Russian President Vladimir Putin remained defiant yesterday after US President Donald Trump hit Russia’s two biggest oil companies with sanctions to pressure the Kremlin leader to end the war in Ukraine, a move that pushed global oil prices up by five per cent.
The US sanctions prompted Chinese state oil majors to suspend Russian oil purchases in the short term, trade sources told Reuters. Refiners in India, the largest buyer of seaborne Russian oil, are set to sharply cut their crude imports, according to industry sources.
The sanctions target oil giants Rosneft and Lukoil, which together account for more than 5pc of global oil output, and mark a dramatic U-turn by Trump, who said only last week that he and Putin would soon hold a summit in Budapest to try to end the war in Ukraine.
While the financial impact on Russia may be limited in the short term, the move is a powerful signal of Trump’s intent to squeeze Russia’s finances and force the Kremlin towards a peace deal in its three-and-a-half-year-old full-scale invasion of Ukraine.
Putin derided the sanctions as an unfriendly act, saying they would not significantly affect the Russian economy and talked up Russia’s importance to the global market. He warned a sharp supply drop would push up prices and be uncomfortable for countries like the United States.
“This is, of course, an attempt to put pressure on Russia,” Putin said. “But no self-respecting country and no self-respecting people ever decides anything under pressure.”
With Ukraine asking US and European allies for long-range missiles to help turn the tide in the war, Putin also warned that Moscow’s response to strikes deep into Russia would be “very serious, if not overwhelming”.
Trump, in his latest about-face on the conflict, said that the planned Putin summit was off because it would not achieve the outcome he wanted and complained that his many ‘good conversations’ with Putin did not ‘go anywhere’.
“We cancelled the meeting with President Putin – it just didn’t feel right to me,” Trump said at the White House. “It didn’t feel like we were going to get to the place we have to get. So I cancelled it, but we’ll do it in the future.”

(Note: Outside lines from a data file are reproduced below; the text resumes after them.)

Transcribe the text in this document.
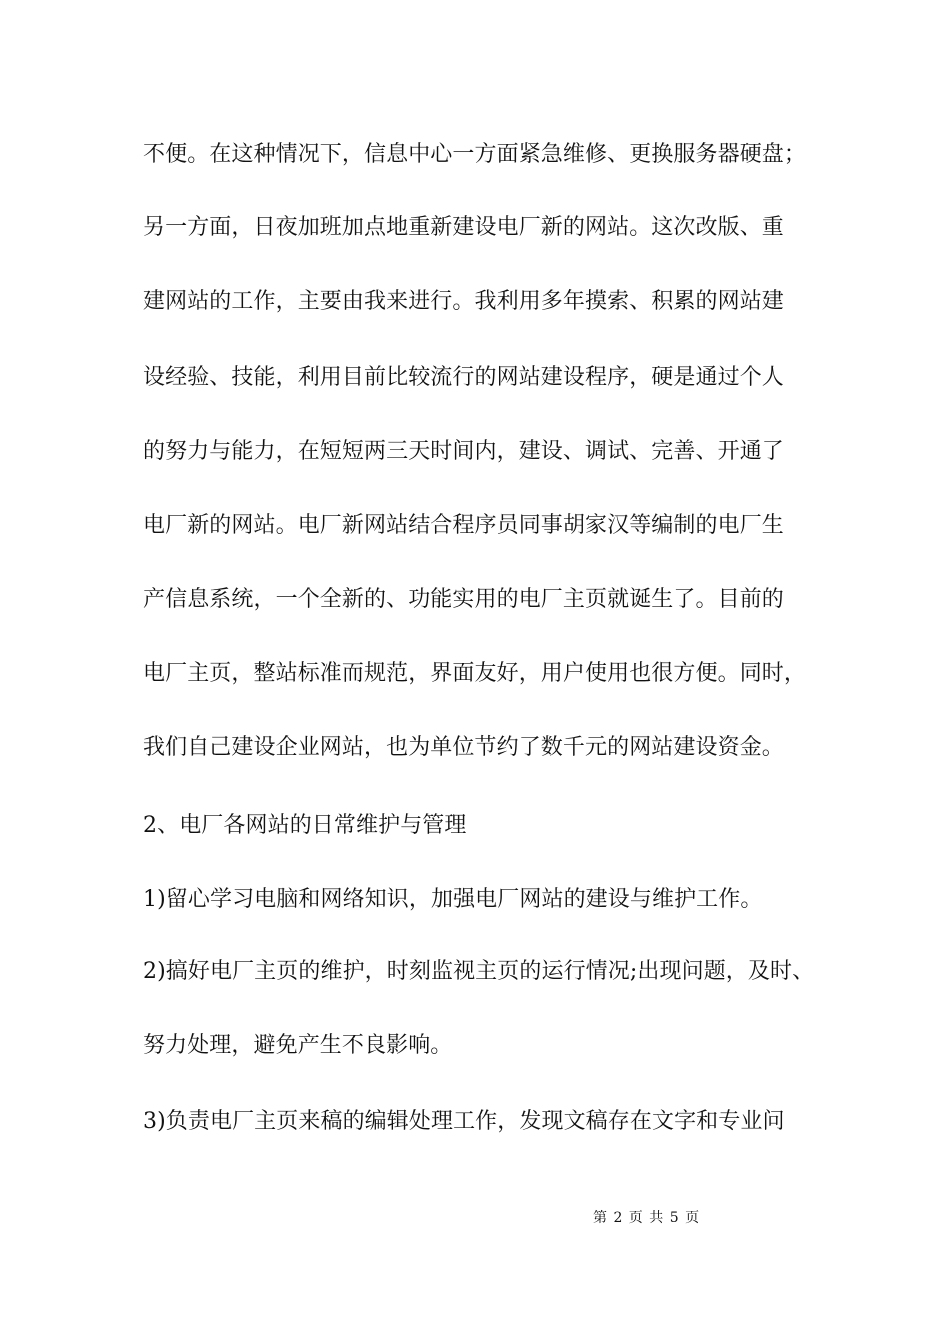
不便。在这种情况下，信息中心一方面紧急维修、更换服务器硬盘；
另一方面，日夜加班加点地重新建设电厂新的网站。这次改版、重
建网站的工作，主要由我来进行。我利用多年摸索、积累的网站建
设经验、技能，利用目前比较流行的网站建设程序，硬是通过个人
的努力与能力，在短短两三天时间内，建设、调试、完善、开通了
电厂新的网站。电厂新网站结合程序员同事胡家汉等编制的电厂生
产信息系统，一个全新的、功能实用的电厂主页就诞生了。目前的
电厂主页，整站标准而规范，界面友好，用户使用也很方便。同时，
我们自己建设企业网站，也为单位节约了数千元的网站建设资金。
2、电厂各网站的日常维护与管理
1)留心学习电脑和网络知识，加强电厂网站的建设与维护工作。
2)搞好电厂主页的维护，时刻监视主页的运行情况;出现问题，及时、
努力处理，避免产生不良影响。
3)负责电厂主页来稿的编辑处理工作，发现文稿存在文字和专业问
第 2 页 共 5 页
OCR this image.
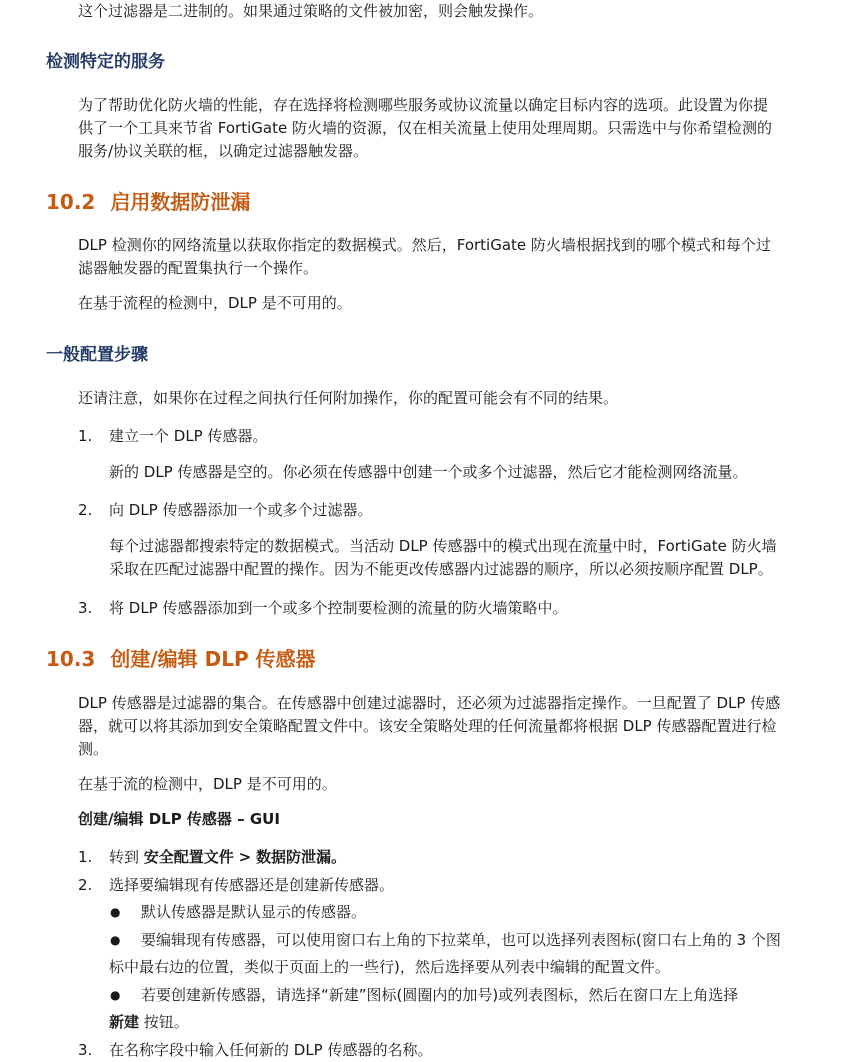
这个过滤器是二进制的。如果通过策略的文件被加密，则会触发操作。
检测特定的服务
为了帮助优化防火墙的性能，存在选择将检测哪些服务或协议流量以确定目标内容的选项。此设置为你提
供了一个工具来节省 FortiGate 防火墙的资源，仅在相关流量上使用处理周期。只需选中与你希望检测的
服务/协议关联的框，以确定过滤器触发器。
10.2 启用数据防泄漏
DLP 检测你的网络流量以获取你指定的数据模式。然后，FortiGate 防火墙根据找到的哪个模式和每个过
滤器触发器的配置集执行一个操作。
在基于流程的检测中，DLP 是不可用的。
一般配置步骤
还请注意，如果你在过程之间执行任何附加操作，你的配置可能会有不同的结果。
1. 建立一个 DLP 传感器。
新的 DLP 传感器是空的。你必须在传感器中创建一个或多个过滤器，然后它才能检测网络流量。
2. 向 DLP 传感器添加一个或多个过滤器。
每个过滤器都搜索特定的数据模式。当活动 DLP 传感器中的模式出现在流量中时，FortiGate 防火墙
采取在匹配过滤器中配置的操作。因为不能更改传感器内过滤器的顺序，所以必须按顺序配置 DLP。
3. 将 DLP 传感器添加到一个或多个控制要检测的流量的防火墙策略中。
10.3 创建/编辑 DLP 传感器
DLP 传感器是过滤器的集合。在传感器中创建过滤器时，还必须为过滤器指定操作。一旦配置了 DLP 传感
器，就可以将其添加到安全策略配置文件中。该安全策略处理的任何流量都将根据 DLP 传感器配置进行检
测。
在基于流的检测中，DLP 是不可用的。
创建/编辑 DLP 传感器 – GUI
1. 转到 安全配置文件 > 数据防泄漏。
2. 选择要编辑现有传感器还是创建新传感器。
● 默认传感器是默认显示的传感器。
● 要编辑现有传感器，可以使用窗口右上角的下拉菜单，也可以选择列表图标(窗口右上角的 3 个图
标中最右边的位置，类似于页面上的一些行)，然后选择要从列表中编辑的配置文件。
● 若要创建新传感器，请选择“新建”图标(圆圈内的加号)或列表图标，然后在窗口左上角选择
新建 按钮。
3. 在名称字段中输入任何新的 DLP 传感器的名称。
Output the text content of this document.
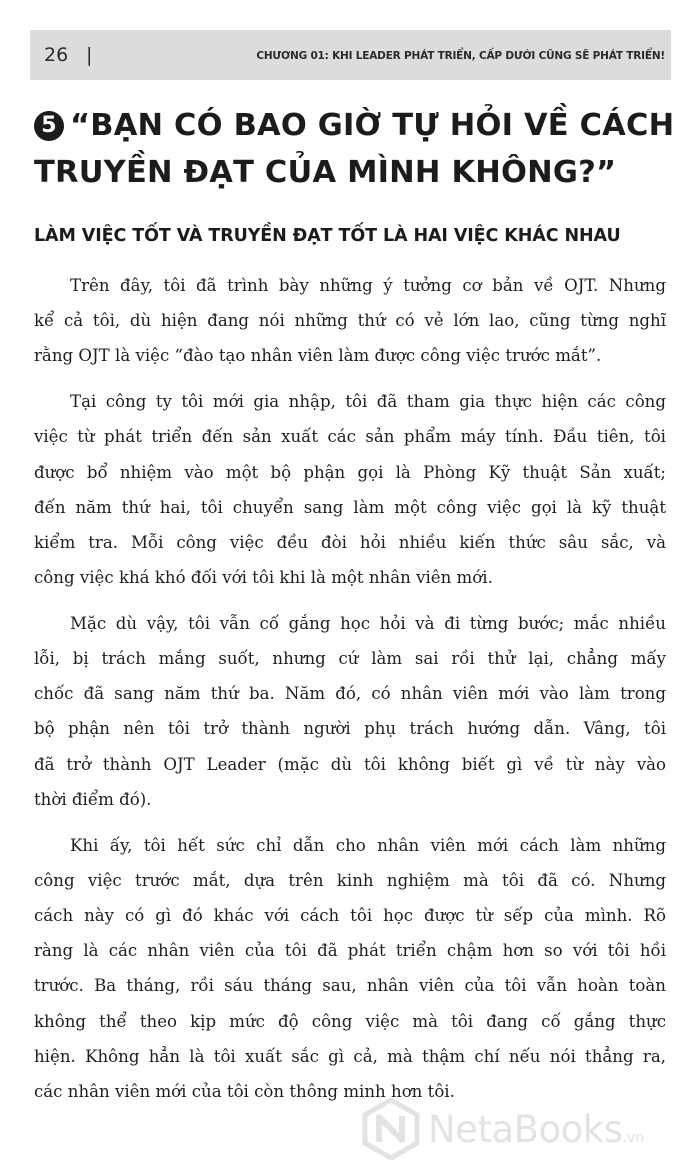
26 |	CHƯƠNG 01: KHI LEADER PHÁT TRIỂN, CẤP DƯỚI CŨNG SẼ PHÁT TRIỂN!
5 “BẠN CÓ BAO GIỜ TỰ HỎI VỀ CÁCH
TRUYỀN ĐẠT CỦA MÌNH KHÔNG?”
LÀM VIỆC TỐT VÀ TRUYỀN ĐẠT TỐT LÀ HAI VIỆC KHÁC NHAU
Trên đây, tôi đã trình bày những ý tưởng cơ bản về OJT. Nhưng
kể cả tôi, dù hiện đang nói những thứ có vẻ lớn lao, cũng từng nghĩ
rằng OJT là việc “đào tạo nhân viên làm được công việc trước mắt”.
Tại công ty tôi mới gia nhập, tôi đã tham gia thực hiện các công
việc từ phát triển đến sản xuất các sản phẩm máy tính. Đầu tiên, tôi
được bổ nhiệm vào một bộ phận gọi là Phòng Kỹ thuật Sản xuất;
đến năm thứ hai, tôi chuyển sang làm một công việc gọi là kỹ thuật
kiểm tra. Mỗi công việc đều đòi hỏi nhiều kiến thức sâu sắc, và
công việc khá khó đối với tôi khi là một nhân viên mới.
Mặc dù vậy, tôi vẫn cố gắng học hỏi và đi từng bước; mắc nhiều
lỗi, bị trách mắng suốt, nhưng cứ làm sai rồi thử lại, chẳng mấy
chốc đã sang năm thứ ba. Năm đó, có nhân viên mới vào làm trong
bộ phận nên tôi trở thành người phụ trách hướng dẫn. Vâng, tôi
đã trở thành OJT Leader (mặc dù tôi không biết gì về từ này vào
thời điểm đó).
Khi ấy, tôi hết sức chỉ dẫn cho nhân viên mới cách làm những
công việc trước mắt, dựa trên kinh nghiệm mà tôi đã có. Nhưng
cách này có gì đó khác với cách tôi học được từ sếp của mình. Rõ
ràng là các nhân viên của tôi đã phát triển chậm hơn so với tôi hồi
trước. Ba tháng, rồi sáu tháng sau, nhân viên của tôi vẫn hoàn toàn
không thể theo kịp mức độ công việc mà tôi đang cố gắng thực
hiện. Không hẳn là tôi xuất sắc gì cả, mà thậm chí nếu nói thẳng ra,
các nhân viên mới của tôi còn thông minh hơn tôi.
NetaBooks.vn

Putin said Trump most likely meant the summit had been postponed. The two leaders met in Alaska in August.
Russia has signalled that its conditions for ending the war in Ukraine – terms which Kyiv and many European countries regard as tantamount to surrender – remain unchanged.
The conflict raged on as European Union leaders and Ukrainian President Volodymyr Zelenskiy met in Brussels to discuss funding for Ukraine, with momentum building to use frozen Russian assets to provide a $163 billion loan to Kyiv.
Moscow said it would deliver a ‘painful response’ if the assets were seized.
Zelenskiy hailed the sanctions as ‘very important’ but that more pressure would be needed on Moscow to get it to agree to a ceasefire.